Cour d’appel de Limoges, le 15 janvier 2026, n°25/00285

La cour d’appel de Limoges, dans un arrêt du 15 janvier 2026, a confirmé le jugement du conseil de prud’hommes. La salariée, visiteuse médicale et titulaire de mandats syndicaux, avait été licenciée pour inaptitude après un accident du travail. Elle réclamait des dommages et intérêts pour manquement à l’obligation de sécurité, harcèlement moral et discrimination syndicale. La question de droit portait sur la compétence du juge judiciaire après une autorisation administrative de licenciement. La cour a rejeté l’intégralité des demandes de la salariée.

La compétence du juge judiciaire pour connaître des fautes antérieures au licenciement.

La cour rappelle que l’autorisation de licenciement délivrée par l’inspection du travail ne prive pas le juge judiciaire de son office. Elle affirme que le juge judiciaire reste compétent pour apprécier les fautes commises par l’employeur pendant la période antérieure au licenciement. Cette solution affirme la dualité des contrôles, administratif et judiciaire, sans conflit de compétence. Elle permet au salarié protégé d’obtenir réparation d’un préjudice distinct de la perte d’emploi, même après un licenciement autorisé. La portée de ce principe est de garantir un droit à réparation intégrale pour les atteintes à la santé ou aux droits syndicaux.

L’absence de preuve d’un manquement à l’obligation de sécurité.

La cour écarte le grief tiré du décompte des heures de travail. Elle juge que l’employeur pouvait légitimement exiger un relevé d’heures après le refus du forfait jours, sans abus caractérisé. Elle relève que l’employeur a mis en place un plan d’action pour alléger la charge de travail après l’accident. La valeur de ce raisonnement est de ne pas faire peser sur l’employeur une obligation de résultat impossible. La portée est de limiter la responsabilité de l’employeur lorsque des mesures concrètes et adaptées sont prises.

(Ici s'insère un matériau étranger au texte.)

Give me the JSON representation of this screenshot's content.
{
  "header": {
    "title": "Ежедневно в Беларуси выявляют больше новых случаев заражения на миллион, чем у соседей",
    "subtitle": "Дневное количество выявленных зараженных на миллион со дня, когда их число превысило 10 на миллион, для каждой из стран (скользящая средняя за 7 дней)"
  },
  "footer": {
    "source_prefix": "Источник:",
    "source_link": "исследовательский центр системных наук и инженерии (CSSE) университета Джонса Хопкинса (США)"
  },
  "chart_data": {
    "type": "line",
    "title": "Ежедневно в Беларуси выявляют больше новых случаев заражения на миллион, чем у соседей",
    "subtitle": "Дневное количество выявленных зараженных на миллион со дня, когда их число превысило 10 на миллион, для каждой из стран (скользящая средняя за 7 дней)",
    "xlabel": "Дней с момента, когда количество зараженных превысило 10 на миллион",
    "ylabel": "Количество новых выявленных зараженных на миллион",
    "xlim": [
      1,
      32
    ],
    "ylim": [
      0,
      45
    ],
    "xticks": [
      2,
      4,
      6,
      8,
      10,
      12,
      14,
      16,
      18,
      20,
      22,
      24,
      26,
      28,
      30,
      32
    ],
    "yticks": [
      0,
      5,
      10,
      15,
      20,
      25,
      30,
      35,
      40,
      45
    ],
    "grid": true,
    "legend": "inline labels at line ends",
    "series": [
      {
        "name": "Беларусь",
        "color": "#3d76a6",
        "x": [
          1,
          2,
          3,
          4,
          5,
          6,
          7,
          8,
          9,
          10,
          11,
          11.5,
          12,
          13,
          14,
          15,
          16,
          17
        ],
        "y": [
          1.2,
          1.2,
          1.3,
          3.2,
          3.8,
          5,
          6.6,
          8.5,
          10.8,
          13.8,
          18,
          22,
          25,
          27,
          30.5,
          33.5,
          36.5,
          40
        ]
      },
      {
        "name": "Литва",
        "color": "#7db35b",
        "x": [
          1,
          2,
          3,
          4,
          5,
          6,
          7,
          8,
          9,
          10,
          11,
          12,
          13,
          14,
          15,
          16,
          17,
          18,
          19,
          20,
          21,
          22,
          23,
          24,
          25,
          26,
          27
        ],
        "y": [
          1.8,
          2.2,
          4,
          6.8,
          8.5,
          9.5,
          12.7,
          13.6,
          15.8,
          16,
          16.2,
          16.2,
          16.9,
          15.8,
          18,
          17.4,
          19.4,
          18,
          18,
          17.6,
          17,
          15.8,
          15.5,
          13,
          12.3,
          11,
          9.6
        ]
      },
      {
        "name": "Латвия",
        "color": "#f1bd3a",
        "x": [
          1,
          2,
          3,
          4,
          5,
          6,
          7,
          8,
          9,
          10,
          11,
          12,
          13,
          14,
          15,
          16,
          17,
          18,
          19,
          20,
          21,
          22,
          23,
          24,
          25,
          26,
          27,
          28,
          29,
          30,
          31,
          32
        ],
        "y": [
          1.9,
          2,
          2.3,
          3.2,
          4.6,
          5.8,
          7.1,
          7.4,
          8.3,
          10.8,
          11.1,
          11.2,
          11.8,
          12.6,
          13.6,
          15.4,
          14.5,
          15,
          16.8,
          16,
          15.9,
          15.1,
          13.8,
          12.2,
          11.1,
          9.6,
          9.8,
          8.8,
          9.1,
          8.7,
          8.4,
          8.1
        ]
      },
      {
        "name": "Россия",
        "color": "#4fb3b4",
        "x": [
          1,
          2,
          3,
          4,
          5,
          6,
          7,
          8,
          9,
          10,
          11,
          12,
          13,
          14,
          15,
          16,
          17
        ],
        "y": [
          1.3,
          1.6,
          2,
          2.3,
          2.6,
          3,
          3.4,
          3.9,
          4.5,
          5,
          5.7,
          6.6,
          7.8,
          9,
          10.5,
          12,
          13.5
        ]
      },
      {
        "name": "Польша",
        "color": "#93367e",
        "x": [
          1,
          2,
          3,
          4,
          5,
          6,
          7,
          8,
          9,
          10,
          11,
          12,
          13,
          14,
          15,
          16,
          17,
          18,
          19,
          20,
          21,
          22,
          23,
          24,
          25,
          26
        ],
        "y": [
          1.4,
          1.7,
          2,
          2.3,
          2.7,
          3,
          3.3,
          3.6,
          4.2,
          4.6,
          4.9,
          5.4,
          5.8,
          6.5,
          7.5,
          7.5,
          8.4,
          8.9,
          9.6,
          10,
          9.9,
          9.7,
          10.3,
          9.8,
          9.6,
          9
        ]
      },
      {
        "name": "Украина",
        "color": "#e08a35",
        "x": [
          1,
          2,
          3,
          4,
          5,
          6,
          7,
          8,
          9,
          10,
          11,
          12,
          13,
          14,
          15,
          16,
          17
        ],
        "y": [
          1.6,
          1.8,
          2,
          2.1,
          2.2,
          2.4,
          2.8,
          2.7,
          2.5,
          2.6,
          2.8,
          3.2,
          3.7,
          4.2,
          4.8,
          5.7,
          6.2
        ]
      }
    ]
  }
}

L’absence de preuve d’un harcèlement moral et d’une discrimination syndicale.

La cour constate que la salariée ne produit aucun élément matériellement établi pour présumer un harcèlement. Les témoignages de collègues contredisent ses accusations, et un courriel non conforme est écarté des débats. Elle estime que la proposition de visioconférence et les demandes d’explication sur les heures syndicales ne constituent pas une entrave. La valeur de cette appréciation est de rappeler la rigueur probatoire exigée en matière de harcèlement. La portée est de protéger l’employeur contre des allégations non étayées, tout en maintenant l’exigence de loyauté dans l’exécution du contrat.